In The Adventures of Jerry Muskrat, Jerry and his friends, Billy Mink, Little Joe Otter, Grandfather Frog and Spotty the Turtle, have a problem. Suddenly, the Smiling Pool isn’t smiling and the Laughing Brook isn’t laughing! What has happened to the water? They set off upstream to find out what happened, and find a dam built across the Laughing Brook, way upstream in the Green Forest. Jerry Muskrat never knew he had a big cousin in the North who could build like that!
This children's book is definitely old fashioned but hasn't aged too badly. Although it can be read as a standalone or is better read as part of a series.
Read the 1914 edition. Christmas gift to somebody way back when. Paddy the Beaver is the only dam character drawn without clothes. I find that quite amusing.
The Adventures of Jerry Muskrat is one of the Bedtime Story Books Series by Thornton Burgess whose stories were all originally drawn by Harrison Cady. If you can get them with the original illustrations, you should do that. Sure, there's a sense of nostalgia that runs through me on re-reading something that my father would read to me, most nights. Yet, I would still argue that they hold value, as teaching devices, although I would also ask parents to screen the books, because some of the previous concepts may no longer be appropriate to current mores.
Here, the creatures of the Green Meadow and Green Forest discover that the Laughing Brook and the Smiling Pool are dropping to a dangerously low water level, threatening the lives of Jerry Muskrat, Little Joe Otter, Spotty the Turtle, Grandfather Frog, and Billy Mink. It behooves them to resolve the situation, but things become even more precarious when they find out that Farmer Brown's son has set some pretty nasty traps to thin the Green Forest population of critters.
These stories are really good educational devices to stimulate critical thinking, foster cooperation, and engender an understanding for the importance of a heterogeneous society. Some pneumonic devices, as well as repetition, and silly poetry are used to perpetuate learning.
This was a fun little book that told about different creatures through story. The chapters were extremely short (some just a couple pages) and tended to summarize/recap the last chapter. Which might have been helpful to pull the threads of memory out for us if we only read one chapter a day; but as the case was, we read five or so per day, and I found it a bit tiresome (but the kids didn't say anything about it).
Other than that, the story was good, the sentence structures and vocabulary wonderful and charming, the narrative told gently and conversationally as if your grandfather had you on his knee spinning a yarn for you, and besides all that, we learned a bit about speaking respectfully, persevering through hard things, and being a friend.
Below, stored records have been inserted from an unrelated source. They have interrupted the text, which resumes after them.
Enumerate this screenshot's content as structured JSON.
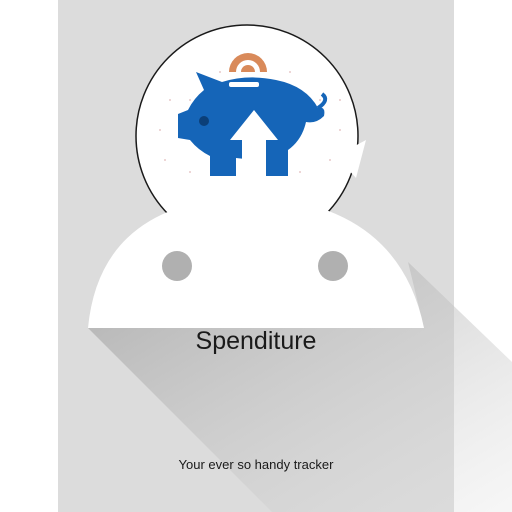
{
  "app": {
    "title": "Spenditure",
    "tagline": "Your ever so handy tracker"
  },
  "colors": {
    "screen_background": "#dcdcdc",
    "piggy_blue": "#1565b8",
    "coin_orange": "#d98a5a",
    "android_head": "#ffffff",
    "android_eye": "#b0b0b0"
  },
  "icons": {
    "logo": "piggy-bank-arrow-up-icon",
    "mascot": "android-head-icon"
  }
}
The World of the Green Forest and Meadows was one of my absolute favourites when I was young. I've spent much time collecting as many Thornton Burgess books as I can find for my children now. These are the most charming, unassuming books you could ever dream of reading. Thornton Burgess teaches us about all the little forest and meadow folk's living habits while creating a beautiful world that children and adults alike can enjoy.
New (to me) author. Sweet little tale of small animals—Grandfather Frog, Jerry Muskrat, Billy Mink, Spotty Turtle, and Joe Otter among them—living by the Laughing Brook and Smiling Pool. In this one they deal with traps put by Farmer Brown’s son and a mysterious trouble that has struck their home because of which the Laughing Brook stops laughing and the Smiling Pool, smiling. This had a Enid Blyton-y Beatrix Potter-ish feel about it.
I'm not sure how this sweet little children's book came into my possession, but I dutifully read it on my quest to read every book in my house. Although it is over 100 years old, it holds up better than I would have expected in both style and tone. A collection of diverse animals teams up to resolve a problem in with their local brook and pool and demonstrate kindness and moral fortitude along the way.
Maybe it's a 2020 reflex, but I was pleasantly surprised when I didn't encounter many objectionable phrases, words or characters, although in retrospect not one creature was female and "Ol Mistah Buzzard" is clearly problematic.
This book is very exciting because you never know what's going to happen next! The best two characters in the book are Spotty the Turtle and Jerry Muskrat. I like Spotty the Turtle's sayings. And I like Jerry Muskrat because he is just plain funny.